For years, restaurants and home service contractors have been in competition for a rather uninspiring crown: the greatest number of business closings. (Hovers north and south of 20% per year.) This is never pretty.
A creative chef opens a restaurant with very high hopes, though he placed too much emphasis on the curry-flavored ice cream, and soon enough, it’s gone. Dashed dreams and a funky smell lay just inside the “closed” sign.
An aspiring technician decides he wants to do contracting “his” way, because his boss has the IQ of a sand flea, but with even worse people skills. He soon realizes that it’s actually helpful to sell something at a profit. He should’ve realized this before his truck payments were 6 months behind.
There are 3 legs to any business. Lose one and you lose out. People fall in love with the first one, dabble at the second one and generally fail themselves and the business by overlooking the third one.
It is the basics, the fundamentals, the process of working these 3 legs that spell success or failure. You will NOT find a successful business that ignores them.
I’ll cover the first two quickly, since they’re: a) Not sexy and b) I know enough about them to know I needed to hire people who understood them.
1. Technical Proficiency – This is about quality product, quality skills, production efficiency, the ability to do the “thing” you’re in business for. Great food at a restaurant, repair and installation from a contractor, brake and exhaust service from Midas.
If you fall totally in love with this item, you are destined to remain a “technician.” That is: the chef, copywriter, mechanic and candle maker… but business growth is not in your future, until you discover the next one.
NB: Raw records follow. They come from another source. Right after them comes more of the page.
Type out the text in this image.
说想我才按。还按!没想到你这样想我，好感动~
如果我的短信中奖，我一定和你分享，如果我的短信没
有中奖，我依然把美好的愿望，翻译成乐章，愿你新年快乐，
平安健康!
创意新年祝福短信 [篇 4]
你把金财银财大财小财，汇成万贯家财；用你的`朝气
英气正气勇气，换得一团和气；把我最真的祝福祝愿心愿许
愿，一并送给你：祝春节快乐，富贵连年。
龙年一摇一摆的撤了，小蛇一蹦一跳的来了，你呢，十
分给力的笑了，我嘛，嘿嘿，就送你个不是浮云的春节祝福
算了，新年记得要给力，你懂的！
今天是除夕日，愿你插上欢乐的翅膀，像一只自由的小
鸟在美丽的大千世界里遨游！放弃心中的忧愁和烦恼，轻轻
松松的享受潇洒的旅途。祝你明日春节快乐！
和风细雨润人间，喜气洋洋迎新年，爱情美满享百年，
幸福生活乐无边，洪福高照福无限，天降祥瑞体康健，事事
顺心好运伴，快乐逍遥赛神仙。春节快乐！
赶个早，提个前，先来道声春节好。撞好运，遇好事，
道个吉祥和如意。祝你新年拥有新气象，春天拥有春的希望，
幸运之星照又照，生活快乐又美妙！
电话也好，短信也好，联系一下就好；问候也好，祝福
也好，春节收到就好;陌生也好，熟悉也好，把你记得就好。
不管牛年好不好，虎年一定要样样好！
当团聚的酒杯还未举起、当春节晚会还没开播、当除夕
2. Business Operations – This is the structure, the organization and the management of people, product, prices and profit. If it can be counted, it’s here: staff number, inventory, equipment, dollars, hours. It’s all input and output, with presumably enough left over to call it a living.
Obsession here leads to “system paralysis” where forms are created to keep up with forms, and there are meetings to discuss meetings. Though necessary, this part of the business has caused me to mentally create torture devices for the practitioners, none of which seem adequately painful.
Yet there won’t be any operations to fund, profits to count or technicians to employ
without this last one…
3. Marketing and Sales – Unless you’re selling door-to-door, the order is important. Sales come from leads, leads come from marketing. Every dollar you now possess or will earn in the future started as a lead. Not enough leads? You’re going out of business, just a matter of how soon.
Some goobers tell me, “Oh, I don’t do any marketing” and I want to see if I can detect light by looking in their ears. If you have a sign, a business card or visibly demonstrate good work, you’re marketing. Just depends on how much and how efficiently it’s fueled.
I was at a national conference this week, conducted a seminar and hosted an exhibit. Had perhaps 120-150 exhibit visitors. In fairly short order, your mind begins to “group” conversations and questions to create order, patterns and, you guessed it –
- One group focused on tools, technicalities, the craft as god, regulations, the latest equipment.
- Another group focused on management, pay plans, the organization as god, structure, hierarchy.
- A third group had the first two things in place, but focused on “completing” the triangle with sales and profit. Our discussion turned to marketing and lead generation. Yes, many came to see the way to simply marketing while multiplying results (you can catch a glimpse here) but it was most interesting to see as we have all learned before that:
You get what you focus on.
So, expect our focus to shift this year.
Expect us to build more automated “push-button” marketing programs that generate leads so YOU can focus on being a contractor. Expect more services and offerings to take your business to the next level. Expect the same out of customer retention programs for you.